I think that no page is allocated at the address 0x50000000. How can I allocate a page at this specific address ?
I found functions like kmap but it seems to be very complicated and I don't know how to use it.
The best way to access memory-mapped peripherals is with the kernel's ioremap and friends.
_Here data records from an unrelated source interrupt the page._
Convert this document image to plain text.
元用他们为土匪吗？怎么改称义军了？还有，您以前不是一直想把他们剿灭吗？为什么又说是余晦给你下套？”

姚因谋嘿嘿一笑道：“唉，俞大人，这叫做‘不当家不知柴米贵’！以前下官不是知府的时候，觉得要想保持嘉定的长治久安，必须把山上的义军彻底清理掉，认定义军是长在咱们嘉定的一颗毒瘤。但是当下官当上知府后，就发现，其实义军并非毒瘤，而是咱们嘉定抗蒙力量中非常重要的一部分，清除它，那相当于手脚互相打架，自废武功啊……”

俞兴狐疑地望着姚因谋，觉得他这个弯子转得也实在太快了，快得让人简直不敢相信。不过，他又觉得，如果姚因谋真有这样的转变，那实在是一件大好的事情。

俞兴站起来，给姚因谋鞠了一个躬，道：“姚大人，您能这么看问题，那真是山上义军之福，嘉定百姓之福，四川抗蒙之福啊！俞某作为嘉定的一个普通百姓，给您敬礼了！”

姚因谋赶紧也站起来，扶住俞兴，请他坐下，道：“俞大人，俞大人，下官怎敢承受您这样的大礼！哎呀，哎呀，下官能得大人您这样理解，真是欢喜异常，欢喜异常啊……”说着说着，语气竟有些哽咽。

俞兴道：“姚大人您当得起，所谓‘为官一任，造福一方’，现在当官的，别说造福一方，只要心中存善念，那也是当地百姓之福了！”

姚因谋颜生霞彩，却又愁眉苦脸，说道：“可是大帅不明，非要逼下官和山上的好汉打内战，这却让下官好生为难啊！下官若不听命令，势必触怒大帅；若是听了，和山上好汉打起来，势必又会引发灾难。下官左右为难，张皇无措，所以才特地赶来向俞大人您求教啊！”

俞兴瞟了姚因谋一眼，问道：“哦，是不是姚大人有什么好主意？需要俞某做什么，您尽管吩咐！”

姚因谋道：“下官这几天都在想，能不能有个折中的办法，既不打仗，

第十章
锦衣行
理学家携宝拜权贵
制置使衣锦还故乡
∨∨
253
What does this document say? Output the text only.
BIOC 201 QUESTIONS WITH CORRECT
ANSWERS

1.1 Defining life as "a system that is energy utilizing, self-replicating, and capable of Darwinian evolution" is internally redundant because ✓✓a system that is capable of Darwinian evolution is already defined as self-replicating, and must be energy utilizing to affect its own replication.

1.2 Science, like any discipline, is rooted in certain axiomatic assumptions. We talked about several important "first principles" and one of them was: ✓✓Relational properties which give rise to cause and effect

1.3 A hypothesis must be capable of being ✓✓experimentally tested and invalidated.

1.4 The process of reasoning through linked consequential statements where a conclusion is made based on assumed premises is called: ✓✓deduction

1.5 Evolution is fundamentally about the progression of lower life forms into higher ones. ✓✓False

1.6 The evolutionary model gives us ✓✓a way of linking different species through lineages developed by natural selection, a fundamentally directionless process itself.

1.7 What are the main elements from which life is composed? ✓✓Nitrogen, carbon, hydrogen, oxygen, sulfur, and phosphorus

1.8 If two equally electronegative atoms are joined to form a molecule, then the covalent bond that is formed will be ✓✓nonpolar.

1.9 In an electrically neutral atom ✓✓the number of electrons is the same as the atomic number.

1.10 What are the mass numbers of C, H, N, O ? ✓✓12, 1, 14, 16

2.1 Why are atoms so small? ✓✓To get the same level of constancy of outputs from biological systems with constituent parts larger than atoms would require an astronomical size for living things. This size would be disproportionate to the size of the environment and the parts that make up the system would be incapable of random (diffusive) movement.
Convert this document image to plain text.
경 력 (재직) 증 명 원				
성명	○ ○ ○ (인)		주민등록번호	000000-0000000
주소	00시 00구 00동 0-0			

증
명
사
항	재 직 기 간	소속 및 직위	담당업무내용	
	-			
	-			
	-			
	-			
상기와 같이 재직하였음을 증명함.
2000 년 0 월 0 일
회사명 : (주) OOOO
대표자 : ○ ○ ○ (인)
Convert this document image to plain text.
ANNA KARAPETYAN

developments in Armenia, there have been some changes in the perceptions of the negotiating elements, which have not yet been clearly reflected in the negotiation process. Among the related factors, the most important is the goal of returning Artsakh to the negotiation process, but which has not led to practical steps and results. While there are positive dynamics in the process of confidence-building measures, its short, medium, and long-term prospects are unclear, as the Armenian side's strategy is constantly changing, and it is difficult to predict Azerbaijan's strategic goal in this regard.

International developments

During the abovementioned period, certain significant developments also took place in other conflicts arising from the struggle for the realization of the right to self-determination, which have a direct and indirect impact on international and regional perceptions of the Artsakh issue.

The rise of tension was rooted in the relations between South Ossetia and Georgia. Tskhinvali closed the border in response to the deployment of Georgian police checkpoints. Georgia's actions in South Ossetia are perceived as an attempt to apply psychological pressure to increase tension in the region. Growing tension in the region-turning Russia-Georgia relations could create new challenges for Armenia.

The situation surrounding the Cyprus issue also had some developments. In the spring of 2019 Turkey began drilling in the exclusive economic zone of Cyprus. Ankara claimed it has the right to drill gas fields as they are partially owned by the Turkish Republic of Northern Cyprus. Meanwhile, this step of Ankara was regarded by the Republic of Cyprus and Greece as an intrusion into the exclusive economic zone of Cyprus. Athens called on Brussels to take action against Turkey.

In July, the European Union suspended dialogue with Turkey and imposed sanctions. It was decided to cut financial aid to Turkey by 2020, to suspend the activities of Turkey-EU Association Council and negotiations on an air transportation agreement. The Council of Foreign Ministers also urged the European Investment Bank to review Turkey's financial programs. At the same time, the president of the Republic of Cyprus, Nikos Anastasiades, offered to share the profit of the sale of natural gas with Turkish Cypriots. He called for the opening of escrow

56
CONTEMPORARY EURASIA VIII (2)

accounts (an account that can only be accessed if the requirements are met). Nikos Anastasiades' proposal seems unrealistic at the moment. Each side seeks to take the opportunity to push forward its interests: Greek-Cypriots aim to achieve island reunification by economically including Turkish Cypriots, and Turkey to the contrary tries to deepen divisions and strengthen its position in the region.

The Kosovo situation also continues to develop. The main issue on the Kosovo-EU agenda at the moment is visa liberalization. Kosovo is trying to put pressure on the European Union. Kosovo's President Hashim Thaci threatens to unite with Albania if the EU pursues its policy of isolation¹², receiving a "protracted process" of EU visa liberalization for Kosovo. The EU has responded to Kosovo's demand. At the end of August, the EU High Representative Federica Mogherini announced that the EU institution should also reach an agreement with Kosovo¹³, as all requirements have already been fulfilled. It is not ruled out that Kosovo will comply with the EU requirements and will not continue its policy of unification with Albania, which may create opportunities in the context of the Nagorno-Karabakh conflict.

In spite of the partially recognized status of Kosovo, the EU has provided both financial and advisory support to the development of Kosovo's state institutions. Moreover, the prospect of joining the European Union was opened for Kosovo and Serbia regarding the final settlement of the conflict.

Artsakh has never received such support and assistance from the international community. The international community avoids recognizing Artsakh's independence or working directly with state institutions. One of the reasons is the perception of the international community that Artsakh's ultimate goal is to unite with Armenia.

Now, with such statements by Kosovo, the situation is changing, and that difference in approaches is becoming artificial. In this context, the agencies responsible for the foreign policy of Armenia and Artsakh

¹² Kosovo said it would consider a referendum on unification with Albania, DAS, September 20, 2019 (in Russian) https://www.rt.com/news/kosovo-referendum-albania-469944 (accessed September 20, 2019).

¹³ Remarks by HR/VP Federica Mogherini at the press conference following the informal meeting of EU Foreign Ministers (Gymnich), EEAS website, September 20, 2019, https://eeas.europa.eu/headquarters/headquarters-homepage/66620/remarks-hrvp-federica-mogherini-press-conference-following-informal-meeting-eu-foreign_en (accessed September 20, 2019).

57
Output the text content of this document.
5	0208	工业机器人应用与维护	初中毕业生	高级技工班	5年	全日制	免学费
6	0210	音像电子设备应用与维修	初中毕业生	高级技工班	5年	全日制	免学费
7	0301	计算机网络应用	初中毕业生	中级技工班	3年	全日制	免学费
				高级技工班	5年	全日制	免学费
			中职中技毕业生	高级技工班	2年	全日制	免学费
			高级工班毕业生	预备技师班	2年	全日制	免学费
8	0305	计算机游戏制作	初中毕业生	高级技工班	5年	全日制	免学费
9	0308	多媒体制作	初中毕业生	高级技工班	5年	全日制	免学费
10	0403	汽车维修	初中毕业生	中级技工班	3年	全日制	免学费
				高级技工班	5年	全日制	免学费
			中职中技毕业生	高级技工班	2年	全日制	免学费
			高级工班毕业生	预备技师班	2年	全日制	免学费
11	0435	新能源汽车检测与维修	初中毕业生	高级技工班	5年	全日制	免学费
First, declare that you want to use a specific region of memory for your peripheral:
struct resource *res = request_mem_region(0x50000000, region_size, "at91");
When you unload your driver, you will want to free that memory region.
release_mem_region(0x50000000, region_size);
Now, you can remap the I/O region before use.
void *ptr = ioremap(0x50000000, region_size);
If you want to prevent caching of these registers, use ioremap_nocache instead. You can also only remap a subregion of your device's memory space if you're only using that part.
Now that you have the iomapped region, you can do I/O on that memory.
iowrite8(value, (char *)ptr + reg);
unsigned int val = ioread8((char *)ptr + reg);
Once you're done reading from and writing to that region of memory, you can unmap it.
iounmap(ptr);
I hope this helps. I would recommend reading (or at least using as a reference) Linux Device Drivers, 3rd Edition, which can be read online for free.